Source:
Bryan, C. J., Yeager, D. S., & O’Brien, J. M. (2019). Replicator degrees of freedom allow publication of misleading failures to replicate. Proceedings of the National Academy of Sciences USA, 116, 25535–25545. http://dx.doi.org/10.1073/pnas.1910951116
This review was created “with the help of” ChatGPT to minimize bias. My own comments are highlighted in bold italics with my initials US.
Critical Review of the Article
1. Summary of the Article
The authors argue that the current methods used to conduct and publish replication studies in psychology are flawed due to “replicator degrees of freedom”—choices made during experimental design and data analysis that can lead to misleading failures to replicate. They suggest that flexibility in replication studies allows researchers to inadvertently (or deliberately) produce false negatives while maintaining an appearance of methodological rigor. Using a case study of replication attempts on a voter turnout intervention, they demonstrate how variations in experimental design and statistical analysis can obscure an effect that was originally found to be significant.
The authors claim that:
- Replication studies are subject to biases, much like original studies.
- Flexibility in replication design (e.g., slight changes in timing, context, or participant selection) can result in misleading null findings.
- Even with strict methodological controls, standard analytical choices can be used to favor non-significant results.
- Statistical tools such as specification-curve analysis can be used to evaluate the robustness of replication findings and expose selective reporting of statistical results.
2. Strengths of the Article
a. Important Contribution to the Replication Debate
This paper addresses a key issue in psychological science: the replication crisis. Many scholars focus on p-hacking and questionable research practices in original studies, but this article shifts attention to the biases that can arise in replication attempts. The authors argue convincingly that failures to replicate should not be taken at face value without scrutiny.
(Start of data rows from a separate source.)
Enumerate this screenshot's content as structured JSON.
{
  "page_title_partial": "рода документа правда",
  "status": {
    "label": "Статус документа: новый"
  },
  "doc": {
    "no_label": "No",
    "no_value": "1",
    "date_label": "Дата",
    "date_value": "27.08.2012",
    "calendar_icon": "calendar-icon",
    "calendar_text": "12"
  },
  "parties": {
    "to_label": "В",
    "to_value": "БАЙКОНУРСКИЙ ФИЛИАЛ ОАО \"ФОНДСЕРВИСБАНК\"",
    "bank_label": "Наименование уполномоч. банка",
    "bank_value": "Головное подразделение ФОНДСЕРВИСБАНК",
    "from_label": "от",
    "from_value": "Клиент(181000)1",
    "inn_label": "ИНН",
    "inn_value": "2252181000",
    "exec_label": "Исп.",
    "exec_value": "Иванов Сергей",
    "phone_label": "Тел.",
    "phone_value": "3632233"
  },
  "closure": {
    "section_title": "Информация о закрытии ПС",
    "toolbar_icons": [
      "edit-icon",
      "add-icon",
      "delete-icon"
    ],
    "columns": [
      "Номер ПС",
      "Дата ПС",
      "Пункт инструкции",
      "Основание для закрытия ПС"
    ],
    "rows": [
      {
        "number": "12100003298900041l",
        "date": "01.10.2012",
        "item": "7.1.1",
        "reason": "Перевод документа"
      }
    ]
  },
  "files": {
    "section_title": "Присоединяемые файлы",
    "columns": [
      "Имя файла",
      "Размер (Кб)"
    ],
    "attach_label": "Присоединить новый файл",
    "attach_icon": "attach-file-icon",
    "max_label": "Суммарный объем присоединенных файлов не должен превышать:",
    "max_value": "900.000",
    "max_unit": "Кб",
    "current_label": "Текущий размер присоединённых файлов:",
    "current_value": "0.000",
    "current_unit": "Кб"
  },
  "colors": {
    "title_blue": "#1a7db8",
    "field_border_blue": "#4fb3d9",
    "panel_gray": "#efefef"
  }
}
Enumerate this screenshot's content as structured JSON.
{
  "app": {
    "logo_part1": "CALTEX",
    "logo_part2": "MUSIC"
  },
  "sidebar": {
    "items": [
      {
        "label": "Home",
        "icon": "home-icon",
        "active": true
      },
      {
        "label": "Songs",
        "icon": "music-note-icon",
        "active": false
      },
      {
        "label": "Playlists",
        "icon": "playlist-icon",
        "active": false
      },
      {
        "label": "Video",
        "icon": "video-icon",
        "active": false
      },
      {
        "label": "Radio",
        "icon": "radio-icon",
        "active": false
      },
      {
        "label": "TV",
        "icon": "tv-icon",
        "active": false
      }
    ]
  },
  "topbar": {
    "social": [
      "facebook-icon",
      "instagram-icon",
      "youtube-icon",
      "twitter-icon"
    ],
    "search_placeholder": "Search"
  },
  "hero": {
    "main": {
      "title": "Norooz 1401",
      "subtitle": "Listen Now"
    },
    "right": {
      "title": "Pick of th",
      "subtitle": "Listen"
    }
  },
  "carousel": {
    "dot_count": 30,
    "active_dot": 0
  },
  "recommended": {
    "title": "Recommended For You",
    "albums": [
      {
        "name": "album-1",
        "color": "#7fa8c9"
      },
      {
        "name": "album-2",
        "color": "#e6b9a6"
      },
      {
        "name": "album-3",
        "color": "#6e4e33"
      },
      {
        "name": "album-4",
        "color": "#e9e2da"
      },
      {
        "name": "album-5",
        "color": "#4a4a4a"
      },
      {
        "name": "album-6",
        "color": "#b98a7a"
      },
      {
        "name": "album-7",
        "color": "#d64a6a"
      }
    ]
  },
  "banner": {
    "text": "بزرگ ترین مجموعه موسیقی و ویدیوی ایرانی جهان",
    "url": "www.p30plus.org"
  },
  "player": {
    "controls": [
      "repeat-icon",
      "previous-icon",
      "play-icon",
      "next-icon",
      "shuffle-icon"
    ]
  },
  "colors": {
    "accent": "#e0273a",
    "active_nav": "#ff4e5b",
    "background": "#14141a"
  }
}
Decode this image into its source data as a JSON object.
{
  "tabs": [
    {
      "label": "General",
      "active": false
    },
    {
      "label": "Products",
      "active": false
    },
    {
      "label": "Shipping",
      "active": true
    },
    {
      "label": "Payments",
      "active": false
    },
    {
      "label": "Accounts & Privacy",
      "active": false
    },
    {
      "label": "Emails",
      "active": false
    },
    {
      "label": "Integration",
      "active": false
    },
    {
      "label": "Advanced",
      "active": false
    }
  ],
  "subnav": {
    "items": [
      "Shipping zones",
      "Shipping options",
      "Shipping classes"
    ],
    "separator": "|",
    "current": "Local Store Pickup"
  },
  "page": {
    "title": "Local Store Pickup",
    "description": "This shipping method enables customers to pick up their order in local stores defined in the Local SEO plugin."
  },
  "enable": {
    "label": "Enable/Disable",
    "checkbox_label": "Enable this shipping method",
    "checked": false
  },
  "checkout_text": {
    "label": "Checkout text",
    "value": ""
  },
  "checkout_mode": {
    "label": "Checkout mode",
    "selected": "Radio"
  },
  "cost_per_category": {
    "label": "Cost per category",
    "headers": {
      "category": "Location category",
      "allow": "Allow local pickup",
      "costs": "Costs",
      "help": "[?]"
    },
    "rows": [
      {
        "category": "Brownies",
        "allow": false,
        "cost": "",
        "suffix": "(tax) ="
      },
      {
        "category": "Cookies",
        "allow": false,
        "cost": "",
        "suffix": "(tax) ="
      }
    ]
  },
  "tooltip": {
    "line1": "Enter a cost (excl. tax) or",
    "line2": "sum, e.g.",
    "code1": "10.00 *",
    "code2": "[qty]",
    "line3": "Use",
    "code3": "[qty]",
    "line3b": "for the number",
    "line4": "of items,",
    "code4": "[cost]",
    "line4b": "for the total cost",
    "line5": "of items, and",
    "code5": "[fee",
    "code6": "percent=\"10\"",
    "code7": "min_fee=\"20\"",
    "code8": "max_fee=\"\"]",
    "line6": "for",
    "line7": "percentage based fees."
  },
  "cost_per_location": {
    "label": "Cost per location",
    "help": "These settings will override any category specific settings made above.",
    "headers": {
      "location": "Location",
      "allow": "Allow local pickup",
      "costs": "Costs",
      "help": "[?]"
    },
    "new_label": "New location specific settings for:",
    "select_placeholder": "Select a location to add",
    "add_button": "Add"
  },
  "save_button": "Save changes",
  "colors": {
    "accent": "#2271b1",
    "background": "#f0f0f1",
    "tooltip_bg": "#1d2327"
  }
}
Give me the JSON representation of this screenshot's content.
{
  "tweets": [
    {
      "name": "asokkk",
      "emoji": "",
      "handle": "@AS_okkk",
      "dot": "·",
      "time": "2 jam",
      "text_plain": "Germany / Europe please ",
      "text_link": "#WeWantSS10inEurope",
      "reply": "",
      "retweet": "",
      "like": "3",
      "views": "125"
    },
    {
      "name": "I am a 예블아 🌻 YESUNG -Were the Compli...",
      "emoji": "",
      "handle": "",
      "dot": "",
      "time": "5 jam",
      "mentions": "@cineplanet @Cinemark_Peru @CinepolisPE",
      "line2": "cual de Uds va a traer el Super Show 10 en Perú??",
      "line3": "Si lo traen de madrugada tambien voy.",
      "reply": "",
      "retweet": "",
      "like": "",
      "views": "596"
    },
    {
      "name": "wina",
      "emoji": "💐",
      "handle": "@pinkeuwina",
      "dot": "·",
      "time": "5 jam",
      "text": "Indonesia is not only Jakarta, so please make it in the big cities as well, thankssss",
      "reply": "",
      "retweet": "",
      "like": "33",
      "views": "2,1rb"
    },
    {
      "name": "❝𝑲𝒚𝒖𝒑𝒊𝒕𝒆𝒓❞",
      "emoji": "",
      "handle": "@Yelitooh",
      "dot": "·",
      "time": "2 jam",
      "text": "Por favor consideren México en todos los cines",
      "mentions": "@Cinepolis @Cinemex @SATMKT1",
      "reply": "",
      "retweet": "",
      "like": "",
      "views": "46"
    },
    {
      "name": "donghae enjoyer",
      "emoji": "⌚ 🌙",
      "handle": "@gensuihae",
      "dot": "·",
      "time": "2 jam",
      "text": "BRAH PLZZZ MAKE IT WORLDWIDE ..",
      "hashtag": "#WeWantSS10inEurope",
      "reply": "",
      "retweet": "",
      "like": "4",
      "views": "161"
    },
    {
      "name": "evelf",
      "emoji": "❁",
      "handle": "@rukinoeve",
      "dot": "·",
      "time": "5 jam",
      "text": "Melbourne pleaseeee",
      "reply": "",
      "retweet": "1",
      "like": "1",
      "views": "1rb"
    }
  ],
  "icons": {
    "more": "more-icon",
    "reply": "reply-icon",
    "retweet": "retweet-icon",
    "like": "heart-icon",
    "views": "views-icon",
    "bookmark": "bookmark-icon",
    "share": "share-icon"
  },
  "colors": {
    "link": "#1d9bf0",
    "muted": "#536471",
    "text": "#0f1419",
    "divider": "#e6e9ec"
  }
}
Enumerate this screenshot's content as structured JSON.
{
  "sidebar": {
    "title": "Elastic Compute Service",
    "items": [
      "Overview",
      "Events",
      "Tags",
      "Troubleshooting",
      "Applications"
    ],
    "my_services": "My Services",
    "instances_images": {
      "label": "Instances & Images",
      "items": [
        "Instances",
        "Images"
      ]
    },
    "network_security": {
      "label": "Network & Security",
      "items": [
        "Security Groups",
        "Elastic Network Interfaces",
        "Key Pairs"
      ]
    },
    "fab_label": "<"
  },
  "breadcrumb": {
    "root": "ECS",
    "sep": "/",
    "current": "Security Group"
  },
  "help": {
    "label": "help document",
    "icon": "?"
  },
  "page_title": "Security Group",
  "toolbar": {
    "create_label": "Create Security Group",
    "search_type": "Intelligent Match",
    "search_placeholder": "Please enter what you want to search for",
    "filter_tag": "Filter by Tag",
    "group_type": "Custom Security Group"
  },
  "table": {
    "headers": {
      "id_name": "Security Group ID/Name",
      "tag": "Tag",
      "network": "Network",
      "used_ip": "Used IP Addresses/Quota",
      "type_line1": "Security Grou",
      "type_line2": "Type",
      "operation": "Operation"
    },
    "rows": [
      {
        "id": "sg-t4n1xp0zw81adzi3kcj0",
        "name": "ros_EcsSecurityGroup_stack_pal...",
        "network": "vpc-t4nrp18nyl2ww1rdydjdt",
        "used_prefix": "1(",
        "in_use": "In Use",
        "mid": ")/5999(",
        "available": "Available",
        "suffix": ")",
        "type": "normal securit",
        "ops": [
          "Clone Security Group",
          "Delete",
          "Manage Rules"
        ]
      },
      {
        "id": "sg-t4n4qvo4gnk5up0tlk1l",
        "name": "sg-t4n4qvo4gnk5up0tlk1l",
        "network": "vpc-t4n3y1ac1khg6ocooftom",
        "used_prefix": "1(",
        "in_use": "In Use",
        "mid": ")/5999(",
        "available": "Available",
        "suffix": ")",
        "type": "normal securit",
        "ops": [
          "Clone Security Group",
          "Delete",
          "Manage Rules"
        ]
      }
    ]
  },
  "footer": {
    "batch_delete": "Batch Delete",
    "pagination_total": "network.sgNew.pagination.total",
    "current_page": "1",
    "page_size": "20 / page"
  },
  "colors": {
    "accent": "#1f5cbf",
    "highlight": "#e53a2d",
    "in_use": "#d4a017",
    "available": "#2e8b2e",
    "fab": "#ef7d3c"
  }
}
b. Use of Statistical Rigor
The authors employ specification-curve analysis, a robust statistical technique that tests multiple model specifications to reveal how different analytical choices impact results. They also apply Bayesian Causal Forest (BCF), a machine-learning approach for detecting heterogeneity in treatment effects. These methods strengthen their argument that the replication study they critique was affected by data analysis choices.
US. Data analytic choices can influence results, but these analyses do not show that these choices reduced the power of the replication studies to produce significant results. A better way to do so would be an estimation of power and an examination of bias (i.e., fewer significant results than power of studies allows).
c. Challenges Assumptions About the Objectivity of Replicators
A key assumption in replication research is that replicators are unbiased, but the authors argue that they, too, have incentives to produce certain results (e.g., publishing null findings to challenge existing theories). By pointing out that replication studies may be subject to their own version of p-hacking (“null hacking”), the paper encourages a more balanced perspective on the replication process.
US. Once more, a comparison of statistical power and success rates can reveal bias in both directions. If we get only 20% significant results with 50% power, we have evidence that non-significant results were selected. If we get 90% significant results with only 50% power, we have evidence for the typical selection bias in favor of significant results. Claims about bias should be supported by empirical evidence of bias.
d. Calls for Improved Methodological Standards
The article provides practical recommendations for improving replication methodology, including:
- Considering contextual factors in replication attempts (e.g., timing and population differences).
- Avoiding overly rigid statistical criteria that make significant results difficult to obtain.
- Using pre-analysis plans and specification-curve analysis to ensure robustness in replication testing.
3. Weaknesses and Criticisms
a. Potential Confirmation Bias
Although the authors present strong statistical evidence, they are not neutral parties in the debate. They were involved in the original research on voter turnout, and their analysis is designed to defend the original findings. While this does not invalidate their arguments, it raises concerns about potential confirmation bias. They acknowledge this issue but do not fully address how it might have influenced their methodological choices.
b. Selective Case Study
The authors focus on one specific replication debate (voter turnout and linguistic framing). While they argue that their findings generalize to other replication studies, this claim is speculative. More evidence across different areas of psychology would strengthen their argument.
US. Not only is the claim speculative, it is also contradicted by empirical evidence. Bias tests have routinely demonstrated selection FOR significance in original studies. In contrast, there is no empirical evidence of selection for non-significant results in replication studies so far.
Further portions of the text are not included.